Dieses Gesicht war unvergesslich. Es ist unvergesslich. Diese slawischen Augen. Es gibt viele Fotos, wo man Tatjana einen Husky in die Arme drückte, um die Ähnlichkeit zu illustrieren. Diese unglaublichen animalischen blaugrünen Augen, zusammen mit ihrem Gesicht und ihrem Körper glich sie einer asiatischen Skulptur. Es war ein magischer Blick. […]

Es ging damals um eine ungebrochene Schönheitsvorstellung. Die Neunziger waren das Feiern dieser Superfotografen wie Herb Ritts, Wolfgang Tillmans, Mario Sorrenti, sie waren das Feiern dieser Supermenschen, dieser Superfiguren. Wer konnte, leistete sich damals diese Gesichter als Designer, als Fotograf, als Mensch und Bewunderer. Danach war diese Aura verschwunden. […]

Und dann kamen die Realitystars um Kim Kardashian und Co. Das war eine seltsame Botschaft. Sie transportierte das Gegenteil zu dieser Sucht nach Schönheit und auch zu dieser Sucht nach Freiheit. Nicht umsonst tauchten 1990 im Musikvideo von George Michaels Song »Freedom« die Supermodels als Illustration dieser Zeit auf. Es war eine Zeit ohne Verbote, ohne Reflexion. Heute begleitet beides permanent alles. Darf ich das? Darf ich das nicht? Darf ich das sagen? Wen könnte ich beleidigen? Wer wird mich gleich korrigieren? […]

Alle, die ich kannte, hatten auf einmal den Wunsch, sich zurückzuziehen.

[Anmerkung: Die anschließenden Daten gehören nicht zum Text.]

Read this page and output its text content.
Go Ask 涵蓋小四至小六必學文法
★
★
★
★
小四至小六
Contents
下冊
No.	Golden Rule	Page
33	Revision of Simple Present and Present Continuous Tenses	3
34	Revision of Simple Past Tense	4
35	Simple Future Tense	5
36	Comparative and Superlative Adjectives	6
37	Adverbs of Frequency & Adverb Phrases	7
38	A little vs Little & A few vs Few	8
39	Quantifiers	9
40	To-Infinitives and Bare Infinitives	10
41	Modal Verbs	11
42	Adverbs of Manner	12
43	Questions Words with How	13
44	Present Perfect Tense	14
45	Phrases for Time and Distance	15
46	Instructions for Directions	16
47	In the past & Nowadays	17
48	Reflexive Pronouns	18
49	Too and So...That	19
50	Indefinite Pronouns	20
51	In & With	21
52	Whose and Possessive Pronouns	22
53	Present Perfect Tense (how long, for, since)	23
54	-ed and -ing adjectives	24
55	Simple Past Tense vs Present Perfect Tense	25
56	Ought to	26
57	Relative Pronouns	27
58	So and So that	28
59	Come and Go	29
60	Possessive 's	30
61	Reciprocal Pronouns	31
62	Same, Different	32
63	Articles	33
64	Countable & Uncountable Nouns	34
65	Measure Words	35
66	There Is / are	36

Ich hätte es anders formuliert und kann auch nicht behaupten, da irgendwen gekannt zu haben, aber grundsätzlich stimme ich da mit Wolfgang Joop überein. Es gab eine Zeit, in der es um Schönheit ging, und da völlig ungebremst gezeigt wurde, was man zeigen kann, was die Fotographierkunst hergab. Es war ja auch genau die Zeit, in der ich mich mit Aktfotographie beschäftigt habe, weil es eben damals die hohe Schule der Darstellung schöner Frauen war. Zeit der Hochglanzmagazine, ob nun Metropolitan und die ganzen Frauenzeitschriften, oder Playboy und Penthouse. Es gab nur eine Richtung, Frauen schöner, toller, begehrenswerter darzustellen. Dann ist das erst ins Groteske gedriftet, wo es nicht schräg genug sein kann, und dann plötzlich in einen Fett- und Hässlichkeitskult umgekippt. Motto: Ich bin drei Supermodels!

Heute konfrontiert man die Leute in Medien und Werbung gerne mit Hässlichen, vor allem mit Dicken, Fetten, und man könnte meinen, dass man die Kundschaft damit zu umschmeicheln versucht, dass man ihnen nicht mehr vor Augen führt, wie gut man aussehen könnte, sondern wieviel besser sie aussehen als die Dicke auf dem Titelfoto. Damit sich jede schlank und schöner fühlen kann.

Aber, ach.

Über dem Nachruf von Joop steht der Aufmacher, und in den Social Media heißt es, der käme nicht von Joop, sondern sei vom SPIEGEL drübergeklatscht worden,

Ihr Tod ist auch ein Zeichen, dass die Sucht nach Schönheit und Freiheit vorbei ist.

Was für ein Schwachsinn.

Und auch nicht das, was in Joops Text steht. Da hat anscheinend irgendeine so verbiesterte wie blöde Feministin der nicht so schönen Sorte ihren Mist drüberkacken müssen, und sich wohl sehr gefreut, dass die jetzt tot ist.

Man könnte vielleicht sagen, dass der Umstand, dass die Zeit der Supermodels vorbei ist, zeigt, dass die Sucht nach Schönheit durch die Sucht nach Hässlichkeit ersetzt wurde. Aber was der Tod Patitz’ als Zeichen sein soll, das ist ja nun wirklich nicht erkennbar, und was das mit Freiheit zu tun hat, schon gar nicht.

Und es zeigt eben, dass diese Leute sich nicht mal bei einem Nachruf zusammenreißen können.

Bleibt zu hoffen, dass Joop daraus was lernt und künftig die Finger von der Mistschleuder SPIEGEL lässt.